I will also be highlighting what the Department for Education has to say about the issue, and also shine a light on their arrogance and complete disregard for the evidence against the phonics method of teaching reading.
Teaching with Phonics
The second post will take a closer look at the current method, the one favoured by the DfE, along with some examples. This post will aim to be as explanatory as possible, in as an unbiased a way as possible – think Wikipedia, but a little more reliable.
The whole word approach
As with the post before it, this will attempt to explain this method in as clear a way as possible without trying to lead the reader in any particular direction; facts are key, not bias (although there is obviously some, on my part).
With this post, now that you have had the opportunity to learn about both approaches to teaching reading, I will explain exactly why one is potentially damaging, and should dropped as a teaching method in favour of the other.
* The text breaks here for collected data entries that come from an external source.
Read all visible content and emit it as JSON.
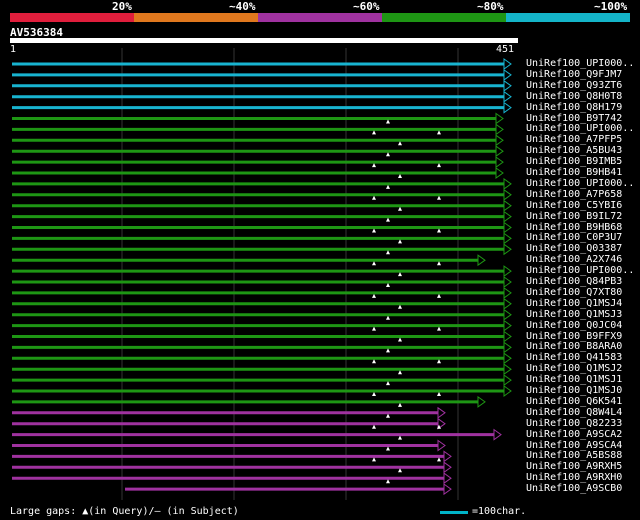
{
  "coverage_legend": [
    {
      "label": "20%",
      "color": "#e01e3c"
    },
    {
      "label": "~40%",
      "color": "#e0781e"
    },
    {
      "label": "~60%",
      "color": "#a032a0"
    },
    {
      "label": "~80%",
      "color": "#1e9614"
    },
    {
      "label": "~100%",
      "color": "#14b4c8"
    }
  ],
  "query": {
    "name": "AV536384",
    "start": "1",
    "end": "451"
  },
  "footer": {
    "gaps_text": "Large gaps: ▲(in Query)/– (in Subject)",
    "scale_text": "=100char."
  },
  "hits": [
    {
      "name": "UniRef100_UPI000..",
      "color": "cyan"
    },
    {
      "name": "UniRef100_Q9FJM7",
      "color": "cyan"
    },
    {
      "name": "UniRef100_Q93ZT6",
      "color": "cyan"
    },
    {
      "name": "UniRef100_Q8H0T8",
      "color": "cyan"
    },
    {
      "name": "UniRef100_Q8H179",
      "color": "cyan"
    },
    {
      "name": "UniRef100_B9T742",
      "color": "green"
    },
    {
      "name": "UniRef100_UPI000..",
      "color": "green"
    },
    {
      "name": "UniRef100_A7PFP5",
      "color": "green"
    },
    {
      "name": "UniRef100_A5BU43",
      "color": "green"
    },
    {
      "name": "UniRef100_B9IMB5",
      "color": "green"
    },
    {
      "name": "UniRef100_B9HB41",
      "color": "green"
    },
    {
      "name": "UniRef100_UPI000..",
      "color": "green"
    },
    {
      "name": "UniRef100_A7P658",
      "color": "green"
    },
    {
      "name": "UniRef100_C5YBI6",
      "color": "green"
    },
    {
      "name": "UniRef100_B9IL72",
      "color": "green"
    },
    {
      "name": "UniRef100_B9HB68",
      "color": "green"
    },
    {
      "name": "UniRef100_C0P3U7",
      "color": "green"
    },
    {
      "name": "UniRef100_Q03387",
      "color": "green"
    },
    {
      "name": "UniRef100_A2X746",
      "color": "green"
    },
    {
      "name": "UniRef100_UPI000..",
      "color": "green"
    },
    {
      "name": "UniRef100_Q84PB3",
      "color": "green"
    },
    {
      "name": "UniRef100_Q7XT80",
      "color": "green"
    },
    {
      "name": "UniRef100_Q1MSJ4",
      "color": "green"
    },
    {
      "name": "UniRef100_Q1MSJ3",
      "color": "green"
    },
    {
      "name": "UniRef100_Q0JC04",
      "color": "green"
    },
    {
      "name": "UniRef100_B9FFX9",
      "color": "green"
    },
    {
      "name": "UniRef100_B8ARA0",
      "color": "green"
    },
    {
      "name": "UniRef100_Q41583",
      "color": "green"
    },
    {
      "name": "UniRef100_Q1MSJ2",
      "color": "green"
    },
    {
      "name": "UniRef100_Q1MSJ1",
      "color": "green"
    },
    {
      "name": "UniRef100_Q1MSJ0",
      "color": "green"
    },
    {
      "name": "UniRef100_Q6K541",
      "color": "green"
    },
    {
      "name": "UniRef100_Q8W4L4",
      "color": "purple"
    },
    {
      "name": "UniRef100_Q82233",
      "color": "purple"
    },
    {
      "name": "UniRef100_A9SCA2",
      "color": "purple"
    },
    {
      "name": "UniRef100_A9SCA4",
      "color": "purple"
    },
    {
      "name": "UniRef100_A5BS88",
      "color": "purple"
    },
    {
      "name": "UniRef100_A9RXH5",
      "color": "purple"
    },
    {
      "name": "UniRef100_A9RXH0",
      "color": "purple"
    },
    {
      "name": "UniRef100_A9SCB0",
      "color": "purple"
    }
  ]
}
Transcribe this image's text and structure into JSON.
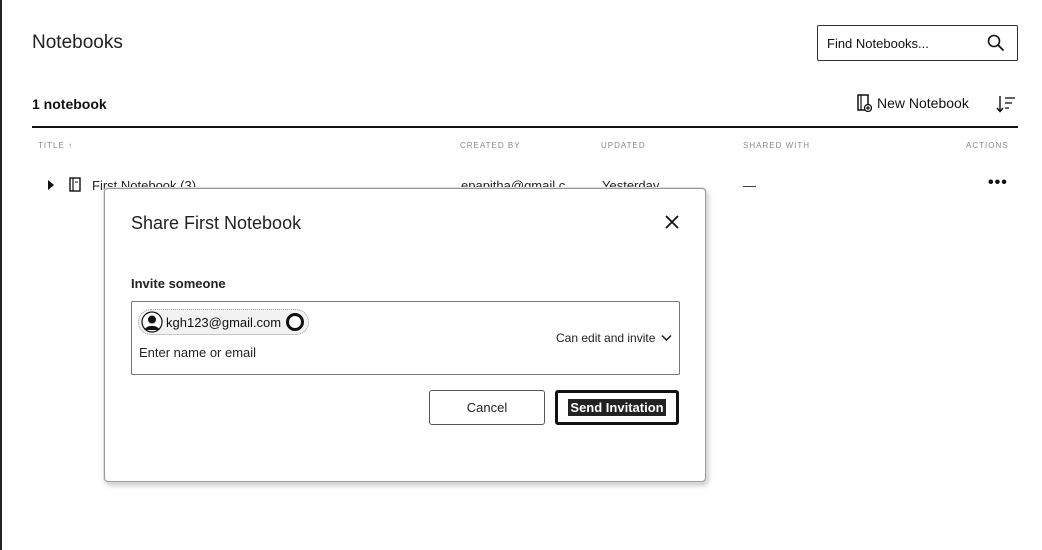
{
  "header": {
    "title": "Notebooks",
    "search_placeholder": "Find Notebooks..."
  },
  "toolbar": {
    "count_label": "1 notebook",
    "new_notebook_label": "New Notebook"
  },
  "table": {
    "columns": [
      "TITLE ↑",
      "CREATED BY",
      "UPDATED",
      "SHARED WITH",
      "ACTIONS"
    ],
    "rows": [
      {
        "title": "First Notebook (3)",
        "created_by": "epapitha@gmail.c",
        "updated": "Yesterday",
        "shared_with": "—",
        "actions": "•••"
      }
    ]
  },
  "share_dialog": {
    "title": "Share First Notebook",
    "invite_label": "Invite someone",
    "chip_email": "kgh123@gmail.com",
    "input_placeholder": "Enter name or email",
    "permission": "Can edit and invite",
    "cancel_label": "Cancel",
    "send_label": "Send Invitation"
  }
}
You will also learn just why the arguments against the whole word method, which you will also read about, are invalid.
Still with us? Excellent.
A brief history of teaching with phonics, and the whole word approach
According to the Department for Education, phonics…
…is a way of teaching children to read quickly and skilfully. They are taught
- recognise the sounds that each individual letter makes;
- identify the sounds that different combinations of letters make
– such as ‘sh’ or ‘oo’;
- and blend these sounds together from left to right to make a word.
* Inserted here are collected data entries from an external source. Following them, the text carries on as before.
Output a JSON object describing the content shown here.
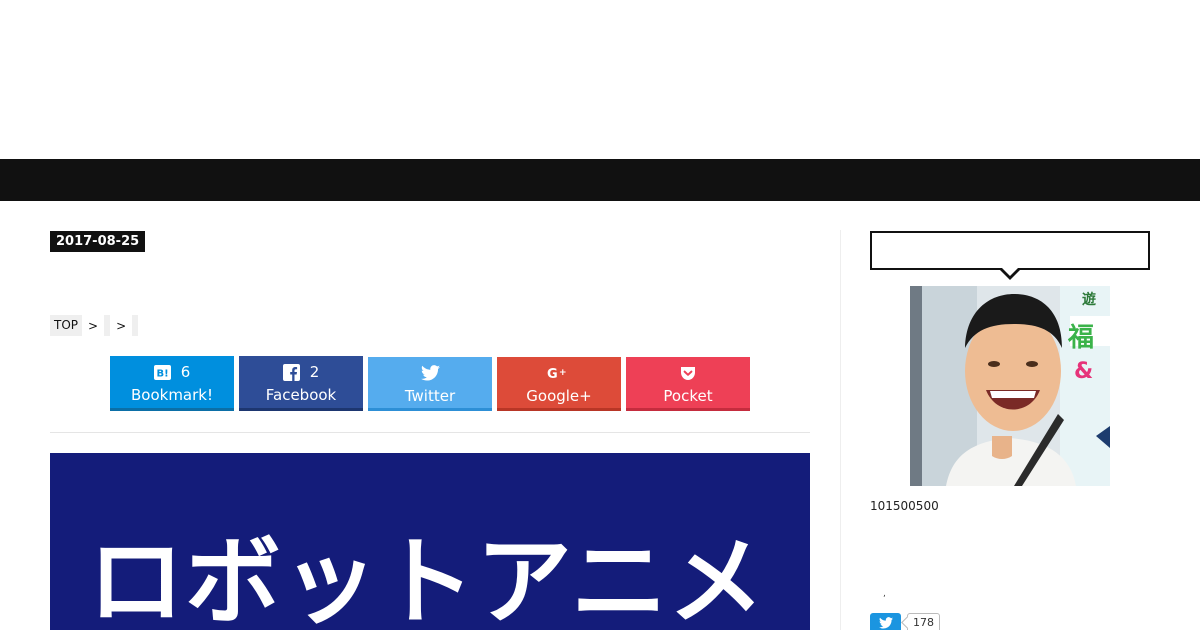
{
  "article": {
    "date": "2017-08-25",
    "hero_text": "ロボットアニメ"
  },
  "breadcrumb": {
    "top": "TOP",
    "sep1": ">",
    "sep2": ">"
  },
  "share": {
    "hatena": {
      "count": "6",
      "label": "Bookmark!",
      "icon": "hatena-bookmark-icon"
    },
    "facebook": {
      "count": "2",
      "label": "Facebook",
      "icon": "facebook-icon"
    },
    "twitter": {
      "label": "Twitter",
      "icon": "twitter-bird-icon"
    },
    "google": {
      "label": "Google+",
      "icon": "google-plus-icon"
    },
    "pocket": {
      "label": "Pocket",
      "icon": "pocket-icon"
    }
  },
  "colors": {
    "nav_bar": "#111111",
    "hatena": "#008fde",
    "facebook": "#2e4d97",
    "twitter": "#55acee",
    "google": "#dd4b39",
    "pocket": "#ee4056",
    "hero_bg": "#141c7a"
  },
  "sidebar": {
    "profile_numbers": "101500500",
    "tiny_mark": ",",
    "tweet_count": "178"
  }
}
Children can then use this knowledge to ‘de-code’ new words that they hear or see.
This is the first important step in learning to read.
Sounds great, doesn’t it? And it is, at first glance, but you just try teaching a child the difference between ‘take a bow’, and ‘tie a bow’ using phonics.
try explaining context and sentence structure to a 4 year old. I dare you
Sit down with a child, and have them read a book to you using phonics… It is damn near impossible, when they are just starting to learn reading, to get through a sentence without explaining, half a dozen times, that letters only make certain sounds when next to another certain letter, or when the word as a whole has a different meaning depending on context. Yeah, try explaining context and sentence structure to a 4 year old. I dare you.
The whole system of phonics is two dimensional, and more complex sentences and ideas are nigh on impossible to teach this way – and that is its fundamental flaw. Letters do not always have the same sound, not even in words with different meanings but are spelled the same way. And when you add in ‘silent’ letters…
Considering how flawed teaching with phonics is, it must still be the best way of teaching kids to read – otherwise why would the DfE have it in a death grip, refusing to let it go?
Whole word reading
This is an excellent definition of whole word reading…
The Whole Word method of literacy instruction instructs learners to recognize words as whole units without breaking them down into sounds or letter groupings. It focuses on the word as the minimum unit of meaning and therefore the essential base element of reading – Helping Every Child To Read
Now, this sounds so obvious that it couldn’t possibly be right! The word is the essential base element of reading? Get out of town! Seriously, though, this method of teaching stands in direct confrontation with the phonics system – it’s a total contradiction.
How is it, that something so opposite to the current methodology can:
- be the correct approach, and yet
- go completely ignored by the people whose sole purpose is to educate, and make sure our children have the very best teaching aids, approaches and teachers themselves?
Surely, this cannot work.
The tnihg is, the hmuan bairn is etxmerley cmoeplx and is able to dcihper wrdos in wyas taht dnot seem pssiolbe at frist ganlce.
If you could read the above quite easily, then congratulations – you just took a step in proving my point. The second part of this series will be along soon, and we will take a closer look at the phonics system.